Ostern gelangt Jesus ein zweites Mal ins Leben, er wird, so könnten wir sagen, noch einmal geboren – diesmal aber nicht leiblich, sondern in einer überkörperlichen Weise, in einem geistigen Sinne: Ostern, so könnten wir sagen, ist das geistige Weihnachten – auch ein Fest der Geburt, aber der Geburt von jemandem, den wir nicht mit Händen anfassen können, sondern den wir nur mit unserem Herzen begreifen können, den wir nur glauben können.
Während das Jesuskind aus dem warmen Mutterleib herausgeboren worden war, wird der Auferstandene nun aus dem Grab heraus geboren.
Diese zweite Geburt ist von einer anderen Art als die erste, und dieses zweite Leben hat eine andere Qualität als das erste. Das bedeutet nicht, dass dieses zweite Leben mit dem ersten nichts zu tun hätte. Im Gegenteil. Ich behaupte: Jeder von uns kann dieses zweite Leben jetzt und hier führen. Eine Hamburger Theologin hat das mal auf den Punkt gebracht, als sie sagte: „Man muss einmal gestorben sein, um dann wirklich leben zu können.“
Leben und Leben ist nicht unbedingt dasselbe. Das Leben des Auferstandenen ist ein anderes Leben als das des Jesus von vorher. Diesen Wandel von dem einem Leben zum anderen versuchen wir in der Kirche rituell nachzuvollziehen durch die Taufe. In der Taufe sterben wir mit Jesus, und wir werden neu geboren zu einem neuen Leben in einem neuen Sinne. In welchem Sinne? Im Sinne des Wirkens und Wesens Jesu: im Sinne der Liebe zum Menschen und zur ganzen Schöpfung, im Sinne der Vergebung, der tätigen Hilfe gegenüber den Schwachen und im Sinne der Hoffnung auf einen Sieg des Friedens über alle zerstörerischen Kräfte.
Nehmen wir noch einmal die Szene am See Tiberias: Die Jünger waren während der Nacht hinausgefahren zum Fischen.
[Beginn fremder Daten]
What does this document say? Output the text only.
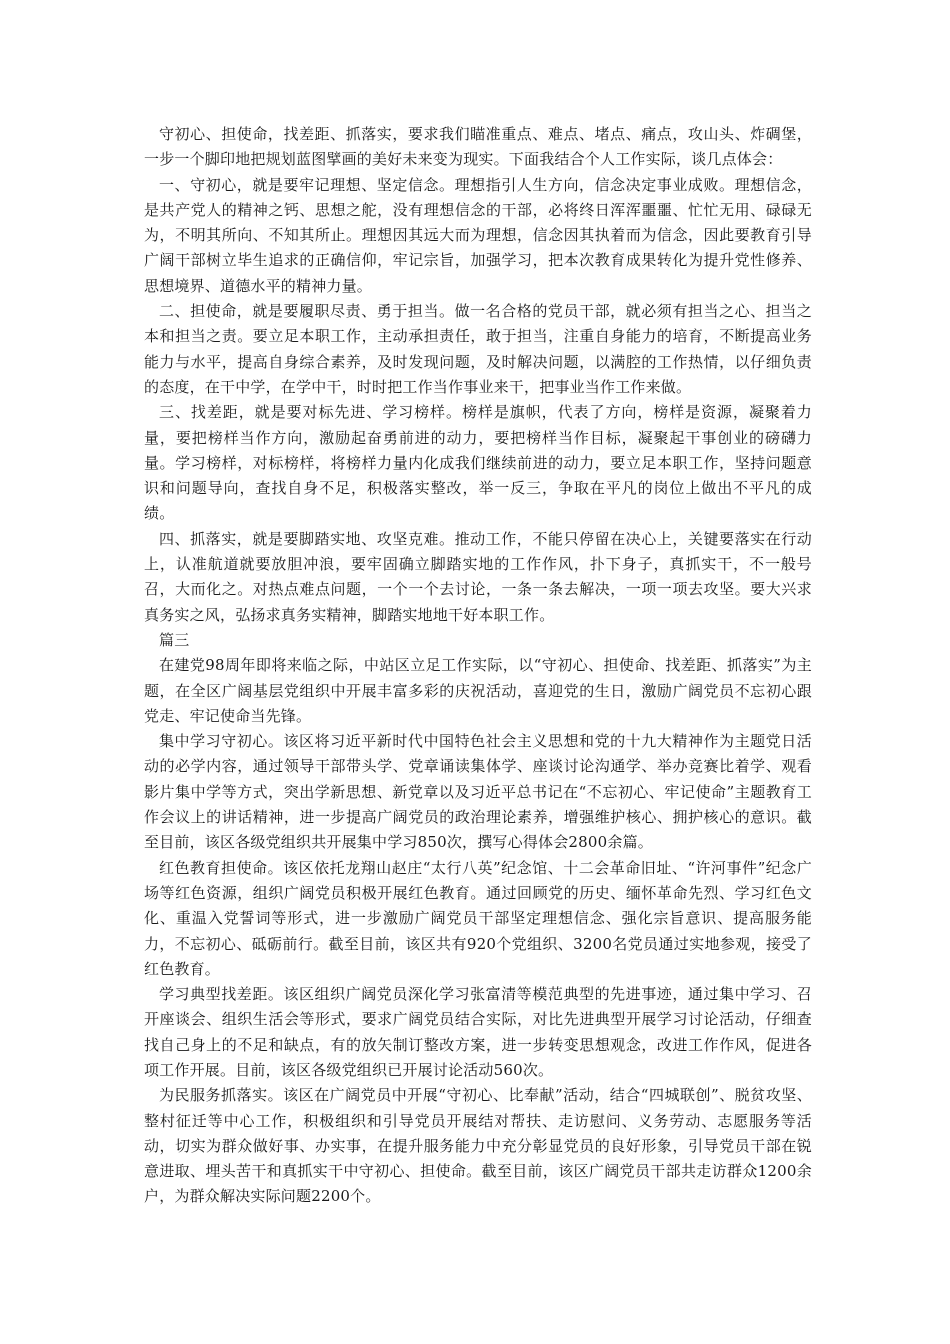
守初心、担使命，找差距、抓落实，要求我们瞄准重点、难点、堵点、痛点，攻山头、炸碉堡，一步一个脚印地把规划蓝图擘画的美好未来变为现实。下面我结合个人工作实际，谈几点体会：

一、守初心，就是要牢记理想、坚定信念。理想指引人生方向，信念决定事业成败。理想信念，是共产党人的精神之钙、思想之舵，没有理想信念的干部，必将终日浑浑噩噩、忙忙无用、碌碌无为，不明其所向、不知其所止。理想因其远大而为理想，信念因其执着而为信念，因此要教育引导广阔干部树立毕生追求的正确信仰，牢记宗旨，加强学习，把本次教育成果转化为提升党性修养、思想境界、道德水平的精神力量。

二、担使命，就是要履职尽责、勇于担当。做一名合格的党员干部，就必须有担当之心、担当之本和担当之责。要立足本职工作，主动承担责任，敢于担当，注重自身能力的培育，不断提高业务能力与水平，提高自身综合素养，及时发现问题，及时解决问题，以满腔的工作热情，以仔细负责的态度，在干中学，在学中干，时时把工作当作事业来干，把事业当作工作来做。

三、找差距，就是要对标先进、学习榜样。榜样是旗帜，代表了方向，榜样是资源，凝聚着力量，要把榜样当作方向，激励起奋勇前进的动力，要把榜样当作目标，凝聚起干事创业的磅礴力量。学习榜样，对标榜样，将榜样力量内化成我们继续前进的动力，要立足本职工作，坚持问题意识和问题导向，查找自身不足，积极落实整改，举一反三，争取在平凡的岗位上做出不平凡的成绩。

四、抓落实，就是要脚踏实地、攻坚克难。推动工作，不能只停留在决心上，关键要落实在行动上，认准航道就要放胆冲浪，要牢固确立脚踏实地的工作作风，扑下身子，真抓实干，不一般号召，大而化之。对热点难点问题，一个一个去讨论，一条一条去解决，一项一项去攻坚。要大兴求真务实之风，弘扬求真务实精神，脚踏实地地干好本职工作。

篇三

在建党98周年即将来临之际，中站区立足工作实际，以“守初心、担使命、找差距、抓落实”为主题，在全区广阔基层党组织中开展丰富多彩的庆祝活动，喜迎党的生日，激励广阔党员不忘初心跟党走、牢记使命当先锋。

集中学习守初心。该区将习近平新时代中国特色社会主义思想和党的十九大精神作为主题党日活动的必学内容，通过领导干部带头学、党章诵读集体学、座谈讨论沟通学、举办竞赛比着学、观看影片集中学等方式，突出学新思想、新党章以及习近平总书记在“不忘初心、牢记使命”主题教育工作会议上的讲话精神，进一步提高广阔党员的政治理论素养，增强维护核心、拥护核心的意识。截至目前，该区各级党组织共开展集中学习850次，撰写心得体会2800余篇。

红色教育担使命。该区依托龙翔山赵庄“太行八英”纪念馆、十二会革命旧址、“许河事件”纪念广场等红色资源，组织广阔党员积极开展红色教育。通过回顾党的历史、缅怀革命先烈、学习红色文化、重温入党誓词等形式，进一步激励广阔党员干部坚定理想信念、强化宗旨意识、提高服务能力，不忘初心、砥砺前行。截至目前，该区共有920个党组织、3200名党员通过实地参观，接受了红色教育。

学习典型找差距。该区组织广阔党员深化学习张富清等模范典型的先进事迹，通过集中学习、召开座谈会、组织生活会等形式，要求广阔党员结合实际，对比先进典型开展学习讨论活动，仔细查找自己身上的不足和缺点，有的放矢制订整改方案，进一步转变思想观念，改进工作作风，促进各项工作开展。目前，该区各级党组织已开展讨论活动560次。

为民服务抓落实。该区在广阔党员中开展“守初心、比奉献”活动，结合“四城联创”、脱贫攻坚、整村征迁等中心工作，积极组织和引导党员开展结对帮扶、走访慰问、义务劳动、志愿服务等活动，切实为群众做好事、办实事，在提升服务能力中充分彰显党员的良好形象，引导党员干部在锐意进取、埋头苦干和真抓实干中守初心、担使命。截至目前，该区广阔党员干部共走访群众1200余户，为群众解决实际问题2200个。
Sie hatten nichts gefangen. Sie waren enttäuscht. Sie meinten schon, ihre Erfolglosigkeit hinnehmen zu müssen. Und dann steht da der Fremde, der zum Frühstück doch gern noch ein paar Fische hätte. Der sagt: „Fahrt nochmal raus, probiert’s noch einmal.“ Eigentlich musste ihnen diese Aufforderung nutzlos erscheinen. Aber sie tun es doch, irgendwie angetrieben durch diesen geheimnisvollen Fremden am Strand. Und gegen alle Erwartung füllt sich das Netz zum Bersten.
Sie hatten schon befürchtet, mit leeren Händen nach Hause kommen zu müssen, und nun haben sie reichlich für ihre Familien und haben noch übrig für andere. Sie hatten gedacht, am Ende zu sein. Und nun geht es erst richtig los.
Diese Szene am See Tiberias könnte ich weiter ausmalen in ihrer übertragenen Bedeutung. Das können Sie aber auch selbst machen. Ich möchte nur dies unterstreichen: Auch hier verwandelt sich ein Ende in einen Anfang. So wie das Grab Jesu zur Stätte der Geburt wurde, zum Anfang eines neuen Lebens, so öffnet sich die Sackgasse des Lebens für die Jünger, und es tut sich ein neues weites Feld auf. Das ist ihnen zunächst etwas unheimlich. Das ist so ähnlich wie ich es vor ein paar Tagen erlebt habe: Einer, der schon seit vielen Jahren arbeitslos ist, hat eine Anfrage bekommen, ob er sich nicht fest einstellen lassen möchte. Dieses Glück ist auch ihm etwas unheimlich und er schwankt zwischen Freude und Angst, weil dieses neue Glück so gar nicht hineinpasst in seine bisherige Lebenserfahrung.
Aber unsere oftmals deprimierende Lebenserfahrung darf uns nicht runterreißen und uns unten liegen lassen. Lassen wir uns durch den Auferstandenen ansprechen und aufrichten, lassen wir uns Mut machen und ergreifen wir das Leben neu mit Lust und Vertrauen und setzen wir alles daran, es in seinem Sinne, im Sinne Jesu Christi, zu gestalten.
Jesus Christus lebt, seine Kraft des Lebens und der Liebe ist unter uns lebendig und begegnet uns allenthalben in guten Worten und Taten, in Menschen, die uns Liebe schenken und uns zur Liebe herausfordern.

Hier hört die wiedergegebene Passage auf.